Casos Clínicos de Lente de Contato Dental

O Raciocínio Clínico Por Trás de Cada Sorriso

Antes e depois mostra o resultado. Não mostra o caminho. Esta página é diferente. Aqui você acompanha 3 casos reais — desde a queixa até o resultado final — com todas as decisões clínicas expostas: por que fiz gengivoplastia (ou não), por que pedi peça mais espessa em um dente específico, por que mudei a cor do cimento no dente com canal. O objetivo não é impressionar com fotos bonitas. É mostrar como penso.

Caso 1: C.M. — Sorriso gengival + diastemas + resinas antigas

PacienteMulher, 32 anos, sem comorbidades
Queixa“Meus dentes parecem curtos, tenho espaços e as restaurações estão amareladas”
Substrato (VITA)A2 (maioria) / A3 nos centrais (resinas antigas escurecidas)
Peças10 lentes (15 a 25) — e.max Press HT
Ajuste no dente 11 e 21Peça mais espessa (0,5-0,6 mm) + cimento A1 para compensar substrato A3
CimentoAllcem Veneer APS A1 (centrais) / Trans (demais)
Tratamentos préviosGengivoplastia com osteotomia + clareamento vizinhos/inferiores
Prazo total14 semanas

O que encontrei

Camila tinha três problemas sobrepostos: sorriso gengival por erupção passiva alterada (dentes pareciam curtos porque a gengiva não migrou), diastemas múltiplos entre anteriores e 4 restaurações de resina nos centrais e laterais com mais de 8 anos — amareladas e com margem visível.
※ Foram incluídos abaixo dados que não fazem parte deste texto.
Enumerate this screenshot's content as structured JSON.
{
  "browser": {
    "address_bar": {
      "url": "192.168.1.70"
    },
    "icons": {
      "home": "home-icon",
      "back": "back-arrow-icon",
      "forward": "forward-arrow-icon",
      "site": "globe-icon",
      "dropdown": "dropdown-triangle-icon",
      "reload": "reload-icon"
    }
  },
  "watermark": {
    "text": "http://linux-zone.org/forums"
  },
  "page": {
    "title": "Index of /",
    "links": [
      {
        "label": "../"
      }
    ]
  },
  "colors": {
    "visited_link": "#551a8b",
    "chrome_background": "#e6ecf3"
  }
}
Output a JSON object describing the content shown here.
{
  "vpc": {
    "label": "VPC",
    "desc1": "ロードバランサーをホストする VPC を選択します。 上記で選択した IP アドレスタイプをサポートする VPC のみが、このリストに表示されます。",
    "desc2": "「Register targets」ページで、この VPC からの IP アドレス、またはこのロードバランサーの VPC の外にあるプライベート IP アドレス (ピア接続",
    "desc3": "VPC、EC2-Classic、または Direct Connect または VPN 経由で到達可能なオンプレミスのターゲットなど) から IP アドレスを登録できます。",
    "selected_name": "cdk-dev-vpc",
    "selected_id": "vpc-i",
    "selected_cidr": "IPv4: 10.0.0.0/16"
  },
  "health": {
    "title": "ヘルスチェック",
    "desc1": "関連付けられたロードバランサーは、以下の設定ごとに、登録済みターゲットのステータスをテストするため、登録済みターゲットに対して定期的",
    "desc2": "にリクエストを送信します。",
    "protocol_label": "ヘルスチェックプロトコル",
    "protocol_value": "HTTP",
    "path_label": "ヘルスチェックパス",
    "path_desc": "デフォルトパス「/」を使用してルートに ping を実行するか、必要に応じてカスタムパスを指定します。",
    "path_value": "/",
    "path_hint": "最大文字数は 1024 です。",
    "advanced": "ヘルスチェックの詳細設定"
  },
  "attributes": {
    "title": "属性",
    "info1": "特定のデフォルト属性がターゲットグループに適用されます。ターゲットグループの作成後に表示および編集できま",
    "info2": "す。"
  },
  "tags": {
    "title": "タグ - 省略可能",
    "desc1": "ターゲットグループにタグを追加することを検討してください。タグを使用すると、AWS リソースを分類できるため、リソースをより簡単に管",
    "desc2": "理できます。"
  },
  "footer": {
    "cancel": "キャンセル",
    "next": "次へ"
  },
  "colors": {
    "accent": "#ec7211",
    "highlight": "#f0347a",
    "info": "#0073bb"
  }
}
Substrato geral A2, mas os centrais estavam mais escuros (A3) por causa das resinas extensas e da dentina exposta por baixo. Oclusão estável, sem bruxismo. Sondagem: crista óssea a menos de 2 mm da margem nos centrais — erupção passiva alterada tipo 1A.

O dilema

Gengivoplastia era clara — mas a proximidade óssea exigia osteotomia, não gengivoplastia simples. Simples sem remover osso = recídiva. Osteotomia adicionou 100 dias ao prazo, mas garantiu estabilidade definitiva.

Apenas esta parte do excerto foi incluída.